Pilot perempuan juga harus menghadapi masalah kurangnya kepercayaan orang pada kemampuan yang mereka miliki. Maria Pettersson, Maria Fagerström, dan Malin Rydqvist, ko-pilot maskapai penerbangan di Eropa, menjelaskan pengalaman tersebut kepada Elle.

“Aku menemukan komentar seperti ‘Saya lebih suka pesawat saya disetiri kapten pria tua,” kata Fagerström. Tapi mereka, lanjut Rydqvist, "tak tahu kenapa punya jawaban seperti itu.”

Tidak hanya berhenti di situ. Komentar lain seperti ‘Saya lebih percaya diri dengan suara laki-laki yang berbicara di pengeras suara’ atau ‘Saya lebih percaya jika pilotnya laki-laki mantan tentara’ pun pernah mereka dengar.

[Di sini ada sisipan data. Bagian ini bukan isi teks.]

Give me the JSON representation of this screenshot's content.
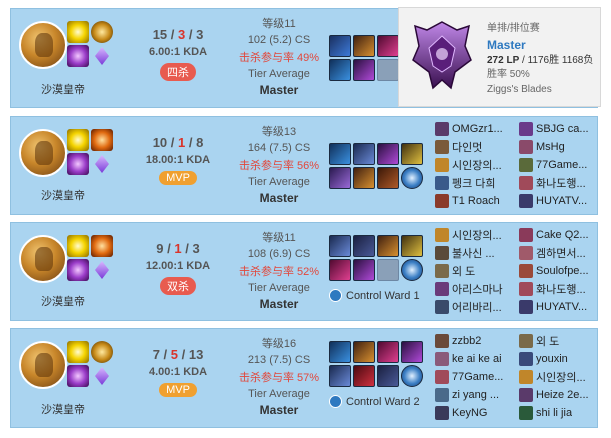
{
  "rank_panel": {
    "queue": "单排/排位赛",
    "tier": "Master",
    "lp": "272 LP",
    "record": "/ 1176胜 1168负",
    "winrate": "胜率 50%",
    "league": "Ziggs's Blades"
  },
  "matches": [
    {
      "champion": "沙漠皇帝",
      "kills": "15",
      "deaths": "3",
      "assists": "3",
      "kda": "6.00:1 KDA",
      "badge": "四杀",
      "badge_color": "red",
      "level": "等级11",
      "cs": "102 (5.2) CS",
      "kp": "击杀参与率 49%",
      "tier_label": "Tier Average",
      "tier": "Master",
      "ward": "",
      "players_left": [],
      "players_right": []
    },
    {
      "champion": "沙漠皇帝",
      "kills": "10",
      "deaths": "1",
      "assists": "8",
      "kda": "18.00:1 KDA",
      "badge": "MVP",
      "badge_color": "orange",
      "level": "等级13",
      "cs": "164 (7.5) CS",
      "kp": "击杀参与率 56%",
      "tier_label": "Tier Average",
      "tier": "Master",
      "ward": "",
      "players_left": [
        "OMGzr1...",
        "다인멋",
        "시인장의...",
        "펭크 다희",
        "T1 Roach"
      ],
      "players_right": [
        "SBJG ca...",
        "MsHg",
        "77Game...",
        "화나도행...",
        "HUYATV..."
      ]
    },
    {
      "champion": "沙漠皇帝",
      "kills": "9",
      "deaths": "1",
      "assists": "3",
      "kda": "12.00:1 KDA",
      "badge": "双杀",
      "badge_color": "red",
      "level": "等级11",
      "cs": "108 (6.9) CS",
      "kp": "击杀参与率 52%",
      "tier_label": "Tier Average",
      "tier": "Master",
      "ward": "Control Ward 1",
      "players_left": [
        "시인장의...",
        "불사신 ...",
        "외 도",
        "아리스마나",
        "어리바리..."
      ],
      "players_right": [
        "Cake Q2...",
        "겜하면서...",
        "Soulofpe...",
        "화나도행...",
        "HUYATV..."
      ]
    },
    {
      "champion": "沙漠皇帝",
      "kills": "7",
      "deaths": "5",
      "assists": "13",
      "kda": "4.00:1 KDA",
      "badge": "MVP",
      "badge_color": "orange",
      "level": "等级16",
      "cs": "213 (7.5) CS",
      "kp": "击杀参与率 57%",
      "tier_label": "Tier Average",
      "tier": "Master",
      "ward": "Control Ward 2",
      "players_left": [
        "zzbb2",
        "ke ai ke ai",
        "77Game...",
        "zi yang ...",
        "KeyNG"
      ],
      "players_right": [
        "외 도",
        "youxin",
        "시인장의...",
        "Heize 2e...",
        "shi li jia"
      ]
    }
  ]
}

Fagerström berharap semoga komentar-komentar semacam itu bisa berubah. “Mematahkan stereotipe adalah penting untuk memperlihatkan kalau orang lain bisa melakukannya,” kata Pettersson. “Untuk keluar dari apa yang disebut normal, untuk memperlihatkan kemungkinan pada perempuan muda lainnya.”

Anggapan bahwa pilot adalah “pekerjaan” laki-laki juga berlaku di Indonesia. Dalam buku Burung Besi Monika: Kisah Pilot Perempuan dengan Semangat Tiga Kali Lipat Pilot Pria (2016), Kapten Monika Anggreini menjelaskan dominasi pria di dunia penerbangan, khususnya pilot, tercermin dari data jumlah pilot Indonesia yang mempunyai ATPL (Airline Transport Pilot License) dan CPL (Commercial Pilot License).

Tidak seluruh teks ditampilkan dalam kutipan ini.